Meclis’teki Mali Af Kanun Teklifine
ilişkin olarak bir kaç yazı yazdım. Genel olarak mali afların sakıncalarına ve
bazı maddelerdeki sorunlara değindim. Sayın Maliye Bakanı Şimşek, Plan ve bütçe
Komisyonunda vergi aflarına kendisinin ve Bakanlığın karşı olduğunu söylemiş.
İçim biraz rahatladı. Ama bakanlık dışında hangi güçlerin böylesine
kapsamlı bir yasa teklifini düzenledikleri insanın aklına takılıyor. Yoksa özlediğimiz, kuvvetler/ erkler ayrılığı hayata mı
geçmeye başladı? Yasama yürütmenin üstünde olduğunu, egemenliği temsil ettiğinin
farkına mı vardı? Böyle bir şey yoksa o
zaman hükümet ile AKP grubu arasında bir anlaşmazlık olduğunu söylemek yanlış
olmaz.
Ama ben işin bu tarafıyla değil KDV
affıyla ilgiliyim. Duyumlarıma göre
yasayla, tahsil ettiği KDV’leri devlete ödemediği için vergi incelemesi
sonucunda ceza alanların cezaları kaldırılıyor. TÜFE’ye endeksli bir
yeniden yapılandırma ile borcun ödenmesi sağlanıyor.

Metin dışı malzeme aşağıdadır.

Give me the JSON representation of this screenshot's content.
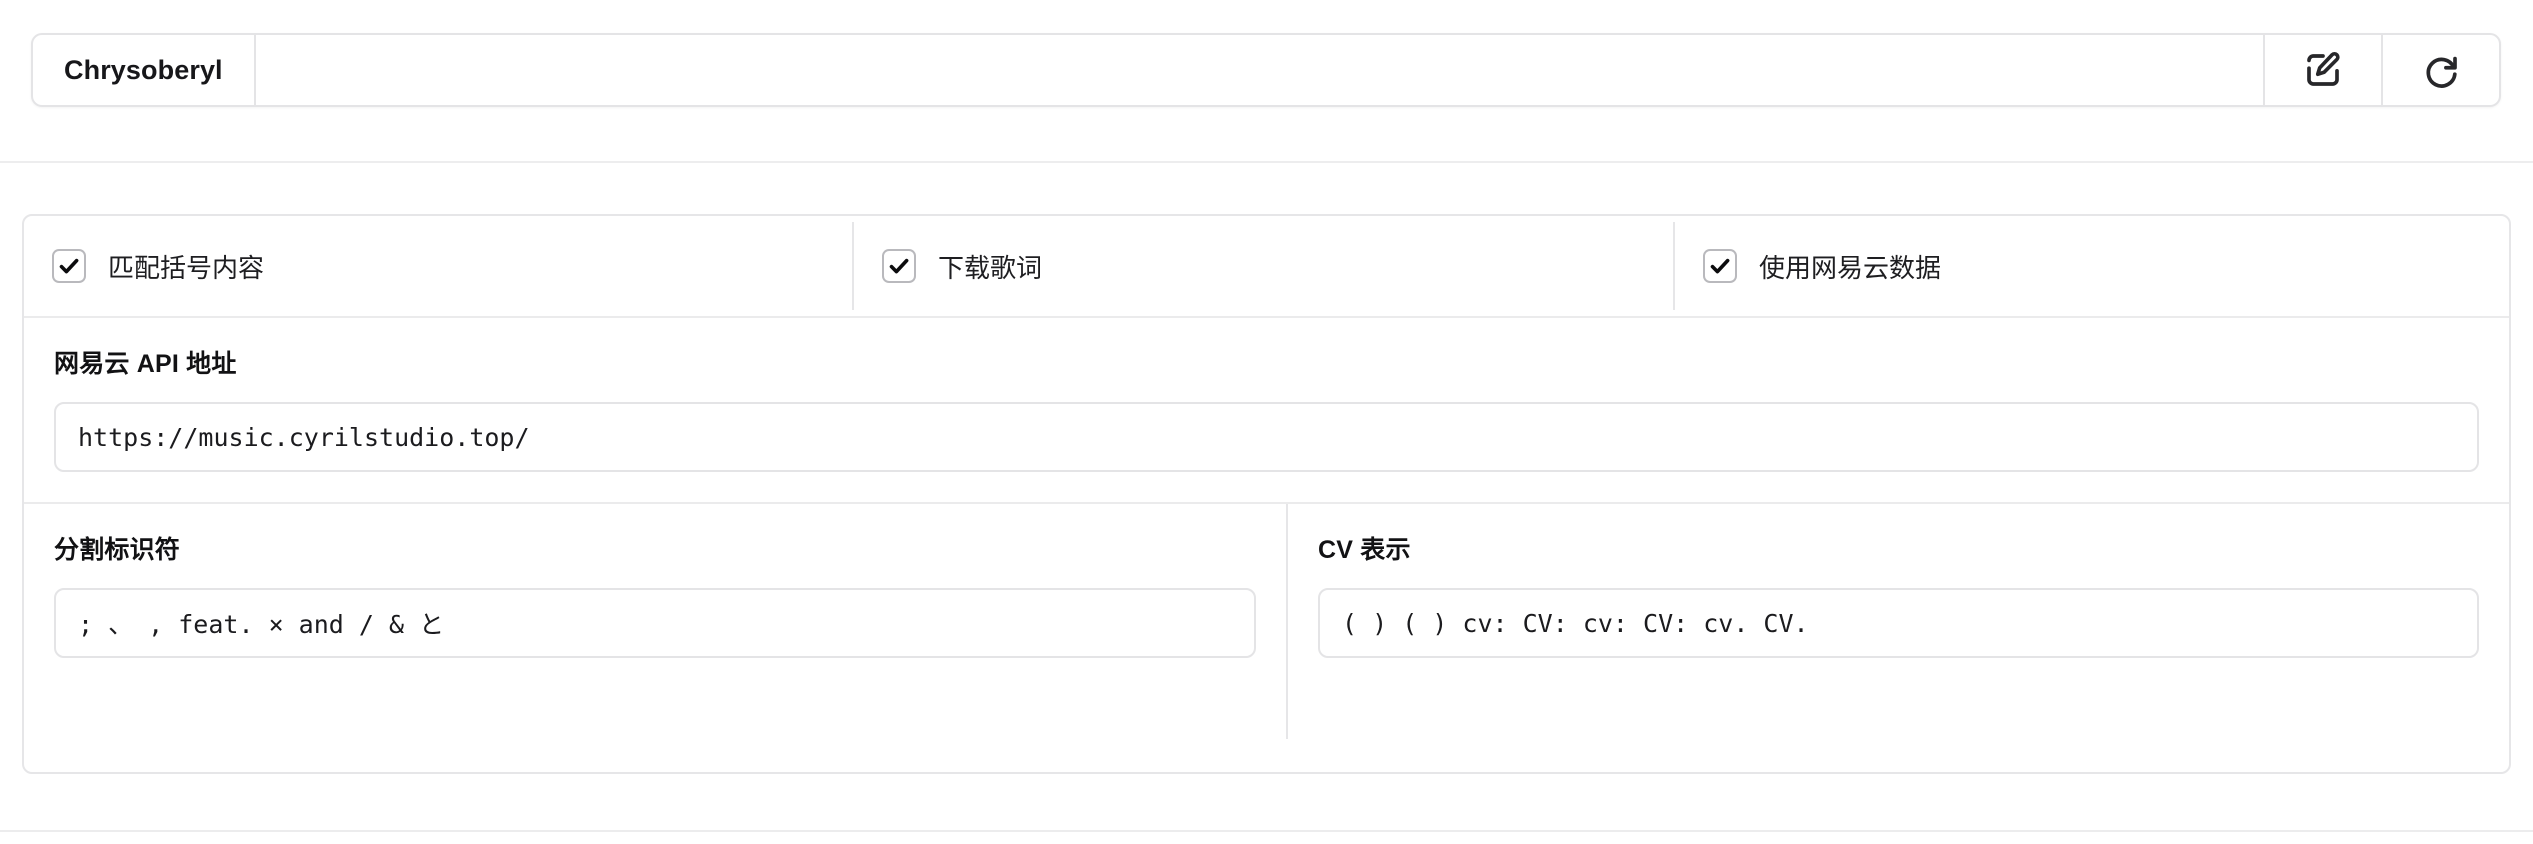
{
  "header": {
    "title": "Chrysoberyl",
    "buttons": [
      {
        "name": "edit",
        "icon": "edit-square-icon",
        "label": ""
      },
      {
        "name": "refresh",
        "icon": "refresh-icon",
        "label": ""
      }
    ]
  },
  "options": {
    "checkboxes": [
      {
        "label": "匹配括号内容",
        "checked": true
      },
      {
        "label": "下载歌词",
        "checked": true
      },
      {
        "label": "使用网易云数据",
        "checked": true
      }
    ]
  },
  "api": {
    "label": "网易云 API 地址",
    "value": "https://music.cyrilstudio.top/",
    "placeholder": "https://music.cyrilstudio.top/"
  },
  "separator": {
    "label": "分割标识符",
    "value": "; 、 , feat. × and / & と",
    "placeholder": "; 、 , feat. × and / & と"
  },
  "cv": {
    "label": "CV 表示",
    "value": "( ) ( ) cv: CV: cv: CV: cv. CV.",
    "placeholder": "( ) ( ) cv: CV: cv: CV: cv. CV."
  },
  "colors": {
    "border": "#e4e4e6",
    "divider": "#ebebec",
    "text": "#1c1c1e",
    "background": "#ffffff"
  }
}
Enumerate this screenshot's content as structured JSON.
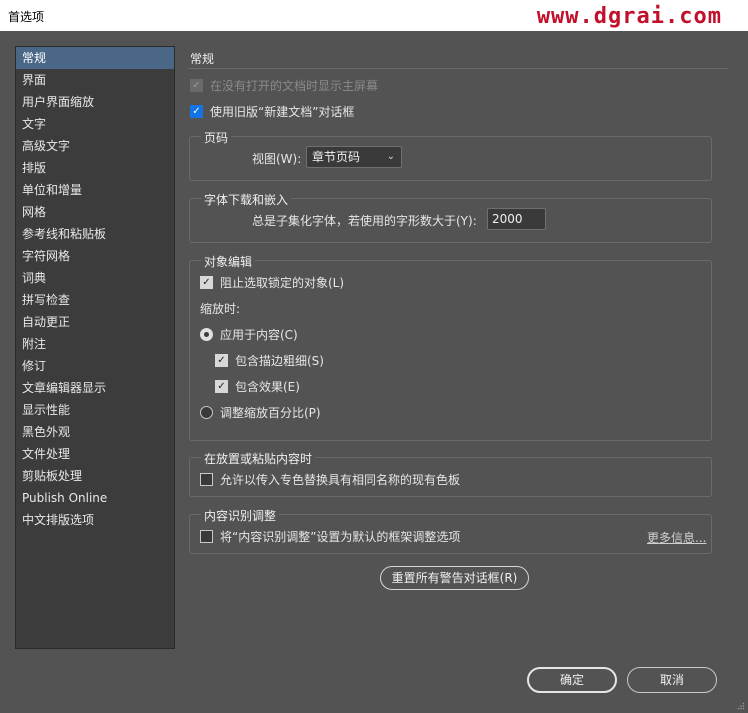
{
  "window": {
    "title": "首选项",
    "watermark": "www.dgrai.com"
  },
  "sidebar": {
    "items": [
      {
        "label": "常规",
        "selected": true
      },
      {
        "label": "界面"
      },
      {
        "label": "用户界面缩放"
      },
      {
        "label": "文字"
      },
      {
        "label": "高级文字"
      },
      {
        "label": "排版"
      },
      {
        "label": "单位和增量"
      },
      {
        "label": "网格"
      },
      {
        "label": "参考线和粘贴板"
      },
      {
        "label": "字符网格"
      },
      {
        "label": "词典"
      },
      {
        "label": "拼写检查"
      },
      {
        "label": "自动更正"
      },
      {
        "label": "附注"
      },
      {
        "label": "修订"
      },
      {
        "label": "文章编辑器显示"
      },
      {
        "label": "显示性能"
      },
      {
        "label": "黑色外观"
      },
      {
        "label": "文件处理"
      },
      {
        "label": "剪贴板处理"
      },
      {
        "label": "Publish Online"
      },
      {
        "label": "中文排版选项"
      }
    ]
  },
  "main": {
    "section_title": "常规",
    "show_start_screen": {
      "label": "在没有打开的文档时显示主屏幕",
      "checked": true,
      "disabled": true
    },
    "legacy_new_doc": {
      "label": "使用旧版“新建文档”对话框",
      "checked": true
    },
    "page_numbering": {
      "title": "页码",
      "view_label": "视图(W):",
      "view_value": "章节页码"
    },
    "font_download": {
      "title": "字体下载和嵌入",
      "subset_label": "总是子集化字体，若使用的字形数大于(Y):",
      "subset_value": "2000"
    },
    "object_editing": {
      "title": "对象编辑",
      "prevent_locked": {
        "label": "阻止选取锁定的对象(L)",
        "checked": true
      },
      "when_scaling": "缩放时:",
      "apply_to_content": {
        "label": "应用于内容(C)",
        "selected": true
      },
      "include_stroke": {
        "label": "包含描边粗细(S)",
        "checked": true
      },
      "include_effects": {
        "label": "包含效果(E)",
        "checked": true
      },
      "adjust_percent": {
        "label": "调整缩放百分比(P)",
        "selected": false
      }
    },
    "place_paste": {
      "title": "在放置或粘贴内容时",
      "replace_swatches": {
        "label": "允许以传入专色替换具有相同名称的现有色板",
        "checked": false
      }
    },
    "content_aware": {
      "title": "内容识别调整",
      "set_default": {
        "label": "将“内容识别调整”设置为默认的框架调整选项",
        "checked": false
      },
      "more_info": "更多信息..."
    },
    "reset_dialogs": "重置所有警告对话框(R)"
  },
  "footer": {
    "ok": "确定",
    "cancel": "取消"
  }
}
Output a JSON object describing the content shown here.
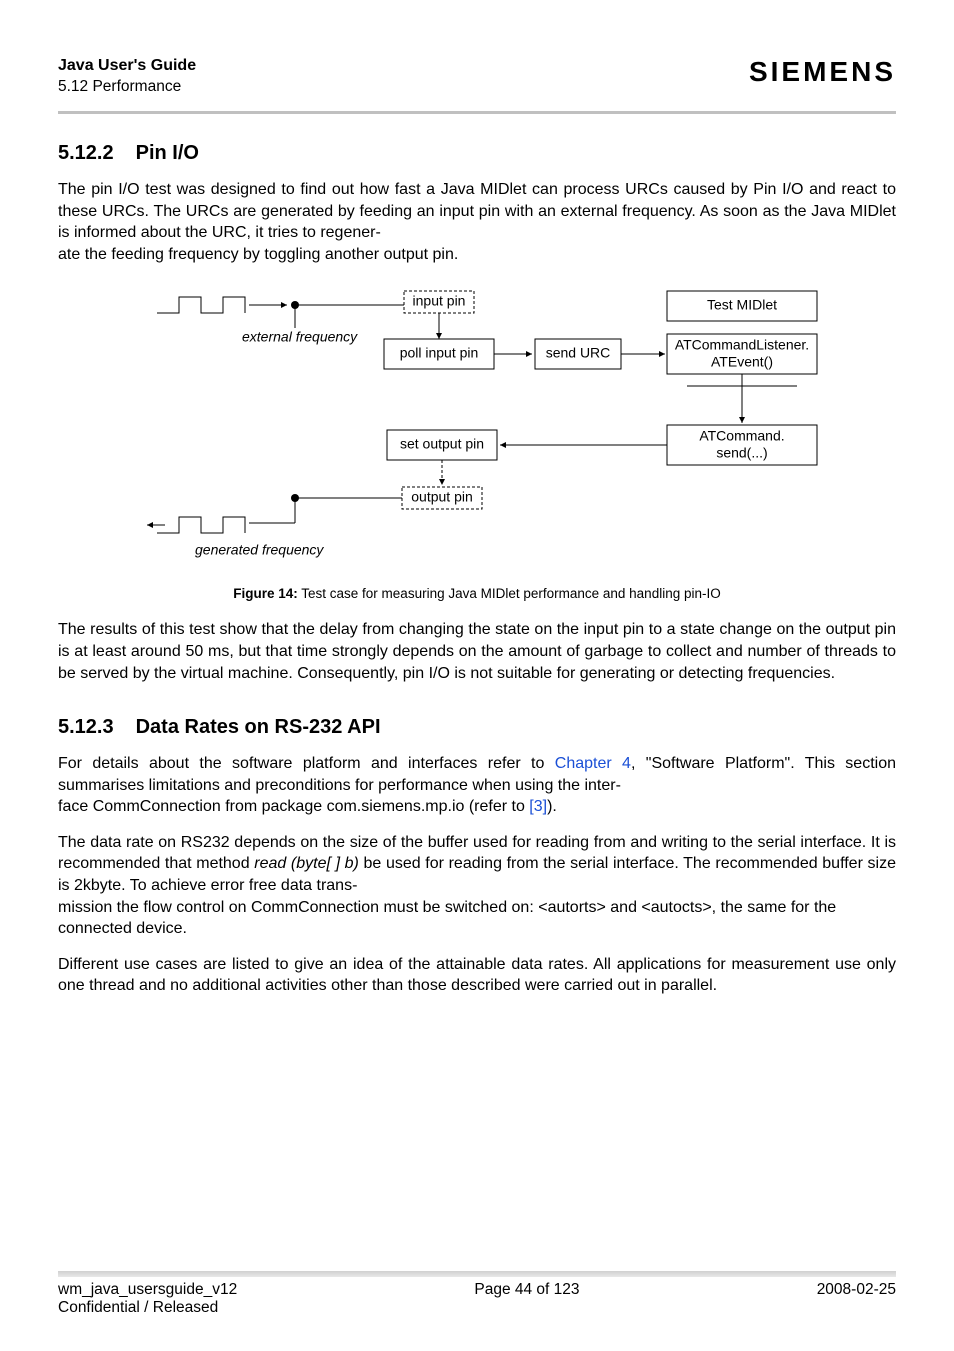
{
  "header": {
    "doc_title": "Java User's Guide",
    "doc_subtitle": "5.12 Performance",
    "brand": "SIEMENS"
  },
  "section1": {
    "number": "5.12.2",
    "title": "Pin I/O",
    "para1a": "The pin I/O test was designed to find out how fast a Java MIDlet can process URCs caused by Pin I/O and react to these URCs.  The URCs are generated by feeding an input pin with an external frequency. As soon as the Java MIDlet is informed about the URC, it tries to regener-",
    "para1b": "ate the feeding frequency by toggling another output pin."
  },
  "figure": {
    "labels": {
      "input_pin": "input pin",
      "external_frequency": "external frequency",
      "poll_input_pin": "poll input pin",
      "send_urc": "send URC",
      "test_midlet": "Test MIDlet",
      "at_listener_top": "ATCommandListener.",
      "at_listener_bot": "ATEvent()",
      "at_command_top": "ATCommand.",
      "at_command_bot": "send(...)",
      "set_output_pin": "set output pin",
      "output_pin": "output pin",
      "generated_frequency": "generated frequency"
    },
    "caption_bold": "Figure 14:",
    "caption_rest": "  Test case for measuring Java MIDlet performance and handling pin-IO"
  },
  "para2": "The results of this test show that the delay from changing the state on the input pin to a state change on the output pin is at least around 50 ms, but that time strongly depends on the amount of garbage to collect and number of threads to be served by the virtual machine. Consequently, pin I/O is not suitable for generating or detecting frequencies.",
  "section2": {
    "number": "5.12.3",
    "title": "Data Rates on RS-232 API",
    "para1_pre": "For details about the software platform and interfaces refer to ",
    "para1_link1": "Chapter 4",
    "para1_mid": ", \"Software Platform\". This section summarises limitations and preconditions for performance when using the inter-",
    "para1_row2": "face CommConnection from package com.siemens.mp.io (refer to ",
    "para1_link2": "[3]",
    "para1_post": ").",
    "para2_a": "The data rate on RS232 depends on the size of the buffer used for reading from and writing to the serial interface. It is recommended that method ",
    "para2_em": "read (byte[ ] b)",
    "para2_b": "  be used for reading from the serial interface. The recommended buffer size is 2kbyte. To achieve error free data trans-",
    "para2_c": "mission the flow control on CommConnection must be switched on: <autorts> and <autocts>, the same for the connected device.",
    "para3": "Different use cases are listed to give an idea of the attainable data rates. All applications for measurement use only one thread and no additional activities other than those described were carried out in parallel."
  },
  "footer": {
    "left1": "wm_java_usersguide_v12",
    "left2": "Confidential / Released",
    "center": "Page 44 of 123",
    "right": "2008-02-25"
  }
}
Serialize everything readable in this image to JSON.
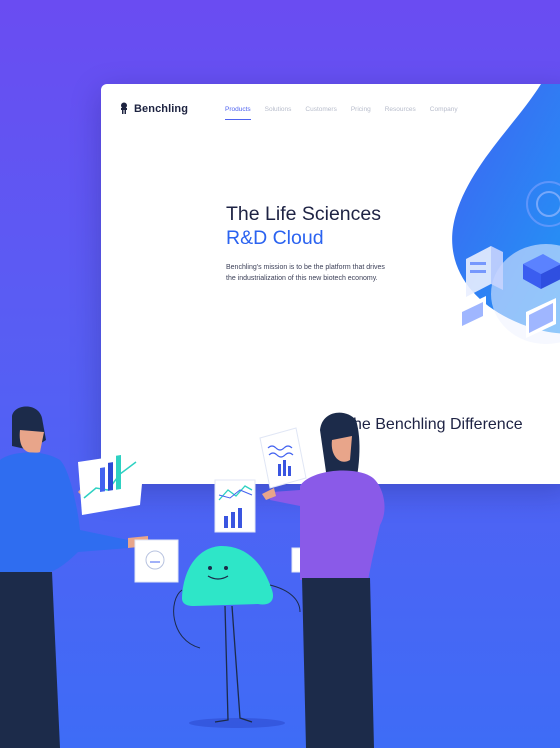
{
  "brand": {
    "name": "Benchling"
  },
  "nav": {
    "items": [
      {
        "label": "Products",
        "active": true
      },
      {
        "label": "Solutions",
        "active": false
      },
      {
        "label": "Customers",
        "active": false
      },
      {
        "label": "Pricing",
        "active": false
      },
      {
        "label": "Resources",
        "active": false
      },
      {
        "label": "Company",
        "active": false
      }
    ]
  },
  "hero": {
    "title_line1": "The Life Sciences",
    "title_line2": "R&D Cloud",
    "description": "Benchling's mission is to be the platform that drives the industrialization of this new biotech economy."
  },
  "section": {
    "heading": "he Benchling Difference"
  },
  "colors": {
    "accent": "#2b63f0",
    "nav_active": "#4f63f0",
    "background_top": "#6a4cf2",
    "background_bottom": "#3e6cf6",
    "mascot": "#2ee6c8",
    "person_shirt_left": "#2f6df0",
    "person_shirt_right": "#8a5ae8",
    "dark_navy": "#1c2b4a"
  }
}
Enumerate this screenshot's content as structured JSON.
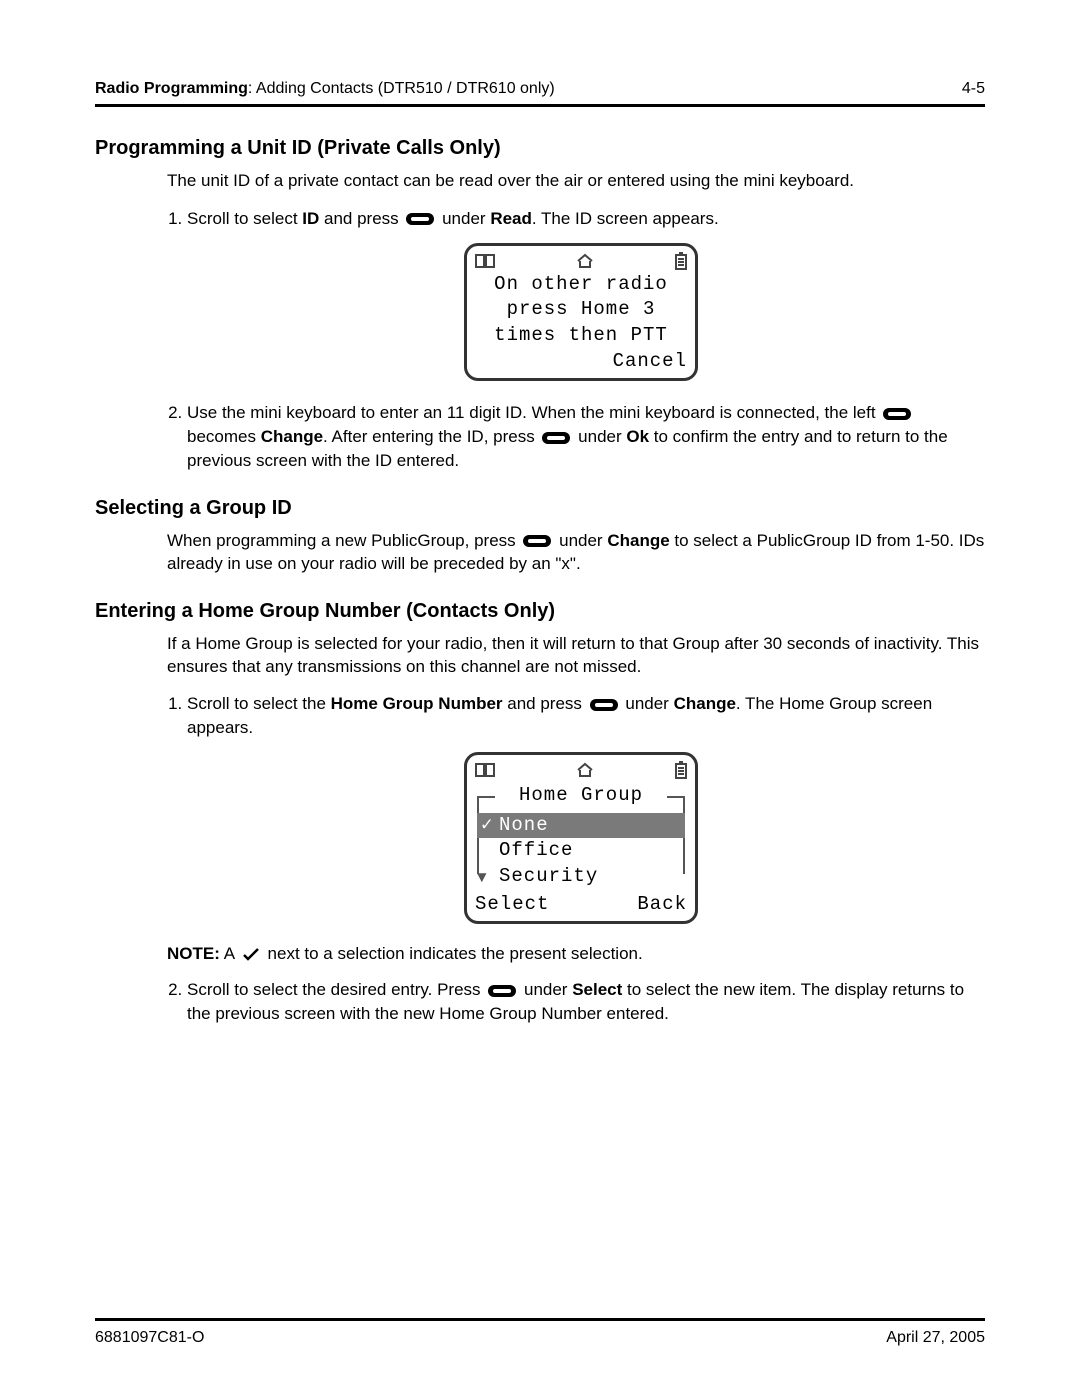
{
  "header": {
    "section_bold": "Radio Programming",
    "section_rest": ": Adding Contacts (DTR510 / DTR610 only)",
    "page_num": "4-5"
  },
  "s1": {
    "title": "Programming a Unit ID (Private Calls Only)",
    "intro": "The unit ID of a private contact can be read over the air or entered using the mini keyboard.",
    "step1_a": "Scroll to select ",
    "step1_id": "ID",
    "step1_b": " and press ",
    "step1_c": " under ",
    "step1_read": "Read",
    "step1_d": ". The ID screen appears.",
    "lcd": {
      "l1": "On other radio",
      "l2": "press Home 3",
      "l3": "times then PTT",
      "cancel": "Cancel"
    },
    "step2_a": "Use the mini keyboard to enter an 11 digit ID. When the mini keyboard is connected, the left ",
    "step2_b": " becomes ",
    "step2_change": "Change",
    "step2_c": ". After entering the ID, press ",
    "step2_d": " under ",
    "step2_ok": "Ok",
    "step2_e": " to confirm the entry and to return to the previous screen with the ID entered."
  },
  "s2": {
    "title": "Selecting a Group ID",
    "p_a": "When programming a new PublicGroup, press ",
    "p_b": " under ",
    "p_change": "Change",
    "p_c": " to select a PublicGroup ID from 1-50. IDs already in use on your radio will be preceded by an \"x\"."
  },
  "s3": {
    "title": "Entering a Home Group Number (Contacts Only)",
    "intro": "If a Home Group is selected for your radio, then it will return to that Group after 30 seconds of inactivity. This ensures that any transmissions on this channel are not missed.",
    "step1_a": "Scroll to select the ",
    "step1_hgn": "Home Group Number",
    "step1_b": " and press ",
    "step1_c": " under ",
    "step1_change": "Change",
    "step1_d": ". The Home Group screen appears.",
    "lcd": {
      "title": "Home Group",
      "items": [
        "None",
        "Office",
        "Security"
      ],
      "select": "Select",
      "back": "Back"
    },
    "note_a": "NOTE:",
    "note_b": "A ",
    "note_c": " next to a selection indicates the present selection.",
    "step2_a": "Scroll to select the desired entry. Press ",
    "step2_b": " under ",
    "step2_select": "Select",
    "step2_c": " to select the new item. The display returns to the previous screen with the new Home Group Number entered."
  },
  "footer": {
    "left": "6881097C81-O",
    "right": "April 27, 2005"
  }
}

Son sözü şimdi söyleyeyim: TBMM devletten para çalanları af ediyor.
Şimdi bazılarınızın “Dur yahu, bu kadar sert olma. Ne demek
hırsızlık?” dediğinizi duyar gibiyim. Açıklayayım: Katma Değer Vergisi
(KDV) maliyet ve karın yani satış fiyatının üstüne konur. Satıcı 800 liraya mal
ettiği malın üstüne 200 lira kar koyar ve 1.000 liraya satar. Devlette satıcıdan, bu fiyatın üstüne,
yüzde 18 KDV ekleyerek satış yapmasını, müşteriden aldığı 180 lira vergiyi defterdarlığa
ödemesini ister.
Özetle 118 lira satıcının değil devletin parasıdır. Bu para her ne sebeple olursa olsun, zamanında devlete ödenmiyorsa
hırsızlık yapılıyor demektir. Ha elinize
silah alıp devletin kasasını soymuşsunuz ha tahsil ettiğiniz KDV’yi kasaya
yatırmamışsınız. Hiçbir farkı yoktur. İkisi de hırsızlıktır, ikisi de
soygunculuktur.
Bu yasayla TBMM silahlı soyguncuya
göstermediği anlayışı KDV soyguncusuna göstermektir. Mantık ne? Efendim bu ekonomik suçmuş. Ekonomik
nedenler, sıkışıklık olmasa KDV ödenirmiş. Ya silahlı soyguncunun da ekonomik
nedenleri varsa ne yapacağız?
İşin diğer bir tuhaf yanı da, her yerde “Hırsız var” diye bağıran
muhalefet, iş popülizme gelince hiç sesini çıkarmıyor. Beyler yol yakınken devleti soyanlara göz yummayacağınızı halka gösterin.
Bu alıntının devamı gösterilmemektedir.